🤖 AI Summary
This work identifies a fundamental deficiency in current multimodal large language models (MLLMs): their inability to perform rule-level abstraction and dynamic rule reconfiguration. To address this, the authors introduce BabaBench—the first benchmark explicitly designed for rule manipulation—grounded in the logic-puzzle game *Baba Is You*. It requires models to reason about real-time rewriting and combinatorial reassembly of movable textual “rule blocks” to dynamically redefine goals.

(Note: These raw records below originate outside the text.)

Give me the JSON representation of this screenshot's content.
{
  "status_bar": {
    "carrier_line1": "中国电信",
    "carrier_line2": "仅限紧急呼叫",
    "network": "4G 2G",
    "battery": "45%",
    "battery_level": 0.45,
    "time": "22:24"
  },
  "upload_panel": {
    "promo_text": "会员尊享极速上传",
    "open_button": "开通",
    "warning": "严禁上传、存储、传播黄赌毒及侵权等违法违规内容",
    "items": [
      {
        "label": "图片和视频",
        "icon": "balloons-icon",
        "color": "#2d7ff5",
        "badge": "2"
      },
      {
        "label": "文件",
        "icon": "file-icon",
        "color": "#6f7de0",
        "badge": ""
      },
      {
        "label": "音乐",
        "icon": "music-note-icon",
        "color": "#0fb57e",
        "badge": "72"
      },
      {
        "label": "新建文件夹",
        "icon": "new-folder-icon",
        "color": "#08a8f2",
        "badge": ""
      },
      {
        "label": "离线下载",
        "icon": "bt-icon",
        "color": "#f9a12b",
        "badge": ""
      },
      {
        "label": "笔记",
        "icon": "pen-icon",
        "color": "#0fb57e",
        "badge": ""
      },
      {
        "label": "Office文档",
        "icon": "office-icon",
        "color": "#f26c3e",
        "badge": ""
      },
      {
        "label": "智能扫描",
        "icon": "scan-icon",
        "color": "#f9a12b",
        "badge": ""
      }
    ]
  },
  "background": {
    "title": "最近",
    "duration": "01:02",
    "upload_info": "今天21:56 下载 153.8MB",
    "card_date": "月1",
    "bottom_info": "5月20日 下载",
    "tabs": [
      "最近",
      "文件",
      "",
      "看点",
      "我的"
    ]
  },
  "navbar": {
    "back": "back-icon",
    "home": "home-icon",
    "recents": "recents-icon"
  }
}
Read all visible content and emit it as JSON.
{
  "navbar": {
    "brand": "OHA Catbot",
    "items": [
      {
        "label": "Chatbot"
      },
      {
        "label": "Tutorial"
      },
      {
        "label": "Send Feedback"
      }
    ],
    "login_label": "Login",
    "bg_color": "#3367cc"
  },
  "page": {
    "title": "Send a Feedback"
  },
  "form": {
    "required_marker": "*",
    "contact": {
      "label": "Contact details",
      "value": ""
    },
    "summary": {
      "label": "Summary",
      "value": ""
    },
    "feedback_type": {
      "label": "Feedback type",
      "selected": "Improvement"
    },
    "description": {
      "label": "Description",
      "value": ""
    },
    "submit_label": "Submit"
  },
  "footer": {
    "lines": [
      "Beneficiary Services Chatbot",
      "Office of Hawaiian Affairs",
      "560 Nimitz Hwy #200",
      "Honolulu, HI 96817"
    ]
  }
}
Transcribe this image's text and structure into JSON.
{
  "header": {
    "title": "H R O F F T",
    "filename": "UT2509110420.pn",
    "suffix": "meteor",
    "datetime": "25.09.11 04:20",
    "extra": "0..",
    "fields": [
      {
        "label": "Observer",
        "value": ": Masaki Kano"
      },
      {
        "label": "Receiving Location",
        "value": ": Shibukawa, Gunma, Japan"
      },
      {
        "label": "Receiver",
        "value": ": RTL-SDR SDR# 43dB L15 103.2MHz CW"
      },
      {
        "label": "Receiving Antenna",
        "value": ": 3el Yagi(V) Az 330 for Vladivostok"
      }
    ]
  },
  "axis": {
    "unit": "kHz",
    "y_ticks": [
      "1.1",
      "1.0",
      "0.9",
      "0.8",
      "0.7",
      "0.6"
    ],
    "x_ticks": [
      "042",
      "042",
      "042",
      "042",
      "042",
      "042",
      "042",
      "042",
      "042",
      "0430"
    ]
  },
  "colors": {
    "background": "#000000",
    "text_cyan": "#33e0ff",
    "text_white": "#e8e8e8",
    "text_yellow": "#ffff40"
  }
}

Crucially, BabaBench pioneers “meta-rule manipulation” as a core evaluation dimension, integrating symbolic world modeling with procedural level generation. Experiments on GPT-4o, Gemini-1.5-Pro, and Gemini-1.5-Flash reveal near-random performance (<5% win rate) on tasks demanding creative rule restructuring. These results demonstrate that state-of-the-art MLLMs lack deep understanding of rule semantics, structural constraints, and goal plasticity—highlighting a critical gap in rule cognition modeling for general AI.
📝 Abstract
Humans solve problems by following existing rules and procedures, and also by leaps of creativity to redefine those rules and objectives. To probe these abilities, we developed a new benchmark based on the game Baba Is You where an agent manipulates both objects in the environment and rules, represented by movable tiles with words written on them, to reach a specified goal and win the game. We test three state-of-the-art multi-modal large language models (OpenAI GPT-4o, Google Gemini-1.5-Pro and Gemini-1.5-Flash) and find that they fail dramatically when generalization requires that the rules of the game must be manipulated and combined.